Council rounds up new plan to tackle poverty in Bradford
By ANISAH ARIF
The Bradford Council are thinking of ways to tackle poverty in the district.
Economic regeneration and education have been highlighted as crucial ingredients in Council plans to tackle poverty in the district.
Members of the Executive are being asked to approve an Anti-Poverty Strategy report produced by the Bradford District Anti-Poverty Co-ordination Group.
The Group aims to take a co-ordinated and collaborative approach to fighting poverty and involves a number of public and private agencies.
As well as Bradford Council, it includes representatives of the NHS, Public Health, social housing providers, City of Sanctuary, the Department of Work and Pensions, voluntary and community sector and faith groups.
The report presents an overview of what the Council and its partners are currently doing to work together with the aim of identifying the causes of poverty and working out what can be done to reduce it.
Already the group has supported people with road shows and workshops to provide help for claimants to deal with the roll out of Universal Credit.

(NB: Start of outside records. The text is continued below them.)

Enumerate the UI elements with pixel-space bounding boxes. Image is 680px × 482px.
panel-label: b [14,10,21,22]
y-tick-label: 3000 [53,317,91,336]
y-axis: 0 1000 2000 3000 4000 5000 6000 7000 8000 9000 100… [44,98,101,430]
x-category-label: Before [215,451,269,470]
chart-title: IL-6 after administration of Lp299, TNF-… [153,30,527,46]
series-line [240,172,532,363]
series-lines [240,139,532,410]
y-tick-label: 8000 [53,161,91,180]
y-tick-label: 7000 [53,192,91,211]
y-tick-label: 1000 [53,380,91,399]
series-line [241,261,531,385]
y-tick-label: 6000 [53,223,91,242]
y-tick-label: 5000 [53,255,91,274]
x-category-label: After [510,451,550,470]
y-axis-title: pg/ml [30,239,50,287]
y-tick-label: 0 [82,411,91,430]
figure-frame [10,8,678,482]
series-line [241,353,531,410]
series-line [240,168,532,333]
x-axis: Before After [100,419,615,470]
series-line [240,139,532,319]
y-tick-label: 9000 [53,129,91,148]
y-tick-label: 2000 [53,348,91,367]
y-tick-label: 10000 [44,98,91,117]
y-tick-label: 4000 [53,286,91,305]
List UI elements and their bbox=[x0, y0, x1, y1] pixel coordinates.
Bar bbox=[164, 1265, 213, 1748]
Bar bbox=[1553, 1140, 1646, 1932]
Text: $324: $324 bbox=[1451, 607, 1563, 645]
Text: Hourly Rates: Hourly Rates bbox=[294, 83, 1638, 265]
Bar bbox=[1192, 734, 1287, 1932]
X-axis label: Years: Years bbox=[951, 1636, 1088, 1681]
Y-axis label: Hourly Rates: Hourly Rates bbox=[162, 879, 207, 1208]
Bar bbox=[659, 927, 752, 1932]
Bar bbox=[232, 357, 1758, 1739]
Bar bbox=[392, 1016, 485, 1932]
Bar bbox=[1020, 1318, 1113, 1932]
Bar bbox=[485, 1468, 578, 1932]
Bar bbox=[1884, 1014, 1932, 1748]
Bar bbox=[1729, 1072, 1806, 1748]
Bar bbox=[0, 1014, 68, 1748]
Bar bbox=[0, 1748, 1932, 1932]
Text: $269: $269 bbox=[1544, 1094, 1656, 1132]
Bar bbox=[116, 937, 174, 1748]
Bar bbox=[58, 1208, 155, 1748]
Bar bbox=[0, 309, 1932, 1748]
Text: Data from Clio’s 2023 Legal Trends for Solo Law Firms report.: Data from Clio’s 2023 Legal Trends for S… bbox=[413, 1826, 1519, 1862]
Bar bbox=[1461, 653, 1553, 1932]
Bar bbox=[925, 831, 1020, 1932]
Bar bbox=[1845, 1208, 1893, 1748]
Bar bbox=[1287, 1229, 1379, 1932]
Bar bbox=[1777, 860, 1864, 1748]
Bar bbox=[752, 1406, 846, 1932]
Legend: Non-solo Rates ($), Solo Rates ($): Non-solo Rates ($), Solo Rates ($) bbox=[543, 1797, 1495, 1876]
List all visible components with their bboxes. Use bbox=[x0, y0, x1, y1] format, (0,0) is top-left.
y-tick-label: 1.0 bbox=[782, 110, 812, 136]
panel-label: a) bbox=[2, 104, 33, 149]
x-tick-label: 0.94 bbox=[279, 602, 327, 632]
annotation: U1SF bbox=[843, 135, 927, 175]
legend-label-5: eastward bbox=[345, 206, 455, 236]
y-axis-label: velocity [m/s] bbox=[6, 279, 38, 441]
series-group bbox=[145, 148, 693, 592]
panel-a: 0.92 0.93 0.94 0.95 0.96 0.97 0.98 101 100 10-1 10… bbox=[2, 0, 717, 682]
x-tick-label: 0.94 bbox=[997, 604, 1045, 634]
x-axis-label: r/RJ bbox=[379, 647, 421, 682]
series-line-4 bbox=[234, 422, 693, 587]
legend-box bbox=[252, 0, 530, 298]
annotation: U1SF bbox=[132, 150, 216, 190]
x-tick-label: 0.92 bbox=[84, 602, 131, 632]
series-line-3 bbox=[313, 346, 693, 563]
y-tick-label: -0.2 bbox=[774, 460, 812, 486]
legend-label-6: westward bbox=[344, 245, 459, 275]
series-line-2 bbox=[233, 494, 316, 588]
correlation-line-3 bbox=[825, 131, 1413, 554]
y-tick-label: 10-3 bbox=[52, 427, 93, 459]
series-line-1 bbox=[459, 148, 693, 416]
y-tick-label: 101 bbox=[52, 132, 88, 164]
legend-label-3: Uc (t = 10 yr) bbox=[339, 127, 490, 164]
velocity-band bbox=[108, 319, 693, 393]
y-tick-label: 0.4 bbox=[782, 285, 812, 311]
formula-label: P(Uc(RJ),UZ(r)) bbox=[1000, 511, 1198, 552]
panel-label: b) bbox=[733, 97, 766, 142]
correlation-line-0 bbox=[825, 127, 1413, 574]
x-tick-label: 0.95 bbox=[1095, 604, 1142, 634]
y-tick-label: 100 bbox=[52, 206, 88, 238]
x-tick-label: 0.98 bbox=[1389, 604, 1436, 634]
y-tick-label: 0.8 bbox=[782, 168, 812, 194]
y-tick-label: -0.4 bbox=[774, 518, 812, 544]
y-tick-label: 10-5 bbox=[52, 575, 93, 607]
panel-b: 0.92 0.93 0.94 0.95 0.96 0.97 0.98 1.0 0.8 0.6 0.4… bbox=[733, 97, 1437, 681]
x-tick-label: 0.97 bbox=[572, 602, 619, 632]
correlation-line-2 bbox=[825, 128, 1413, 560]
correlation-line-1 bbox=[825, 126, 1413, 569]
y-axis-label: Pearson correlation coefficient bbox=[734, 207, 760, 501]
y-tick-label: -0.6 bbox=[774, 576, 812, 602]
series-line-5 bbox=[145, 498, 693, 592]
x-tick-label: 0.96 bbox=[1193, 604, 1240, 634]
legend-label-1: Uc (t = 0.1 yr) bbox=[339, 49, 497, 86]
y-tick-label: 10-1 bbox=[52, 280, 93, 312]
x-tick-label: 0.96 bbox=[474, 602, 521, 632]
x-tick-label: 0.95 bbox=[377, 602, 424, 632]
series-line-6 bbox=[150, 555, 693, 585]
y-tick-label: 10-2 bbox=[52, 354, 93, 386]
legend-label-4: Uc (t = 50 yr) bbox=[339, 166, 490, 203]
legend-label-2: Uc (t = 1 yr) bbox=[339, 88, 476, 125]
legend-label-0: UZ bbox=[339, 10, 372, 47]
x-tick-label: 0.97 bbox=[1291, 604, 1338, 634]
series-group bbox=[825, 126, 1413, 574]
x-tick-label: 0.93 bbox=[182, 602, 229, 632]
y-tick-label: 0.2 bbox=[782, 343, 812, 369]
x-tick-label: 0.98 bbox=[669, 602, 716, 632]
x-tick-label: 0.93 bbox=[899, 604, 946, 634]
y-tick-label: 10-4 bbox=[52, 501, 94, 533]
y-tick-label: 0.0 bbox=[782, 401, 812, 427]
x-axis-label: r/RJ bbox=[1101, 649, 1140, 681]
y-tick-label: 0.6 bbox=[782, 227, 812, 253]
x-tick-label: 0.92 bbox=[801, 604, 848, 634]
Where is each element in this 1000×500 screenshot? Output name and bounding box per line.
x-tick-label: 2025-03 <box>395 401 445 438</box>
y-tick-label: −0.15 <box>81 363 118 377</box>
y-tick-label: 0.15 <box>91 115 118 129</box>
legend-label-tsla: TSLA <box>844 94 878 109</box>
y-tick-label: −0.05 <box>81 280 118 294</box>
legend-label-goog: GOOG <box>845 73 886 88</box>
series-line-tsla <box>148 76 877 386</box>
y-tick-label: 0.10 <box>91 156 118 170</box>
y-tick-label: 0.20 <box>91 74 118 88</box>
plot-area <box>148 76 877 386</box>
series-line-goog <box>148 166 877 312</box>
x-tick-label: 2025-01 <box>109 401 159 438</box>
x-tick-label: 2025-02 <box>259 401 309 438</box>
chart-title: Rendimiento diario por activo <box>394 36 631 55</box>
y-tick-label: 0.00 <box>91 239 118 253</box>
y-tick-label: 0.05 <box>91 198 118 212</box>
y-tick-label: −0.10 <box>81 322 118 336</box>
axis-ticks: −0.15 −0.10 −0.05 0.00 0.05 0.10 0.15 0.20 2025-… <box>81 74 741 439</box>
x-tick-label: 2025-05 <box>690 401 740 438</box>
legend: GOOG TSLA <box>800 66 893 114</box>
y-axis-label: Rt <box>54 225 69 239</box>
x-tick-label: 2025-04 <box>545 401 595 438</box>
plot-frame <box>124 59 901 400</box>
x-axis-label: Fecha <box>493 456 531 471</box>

It has also staged a national conference on large families, poverty and welfare reform in partnership with Liverpool University and the Children’s Society.
Councillor Abdul Jabar, Executive Member for Neighbourhoods and Community Safety, and Chair of the Anti-poverty Co-ordination Group, said: “The significant levels of poverty which continue to exist in many parts of the district are preventing many residents from reaching their full potential.
“Our multi-agency strategic approach sets out our commitment to tackling poverty and reducing inequality and the steps we and our partners will take over the next few years aimed at ensuring everyone in the district can live a decent and secure life.
“We recognise that meaningful and adequately remunerated employment is one of the best ways of climbing out of the poverty trap.
“Bradford Council’s Economic Strategy over the next few years will go some way to creating the necessary jobs. Improvements in educational achievement for our young people will allow them to access the benefits a thriving economy will produce.”
Executive members will discuss the report at a City Hall meeting on January 8.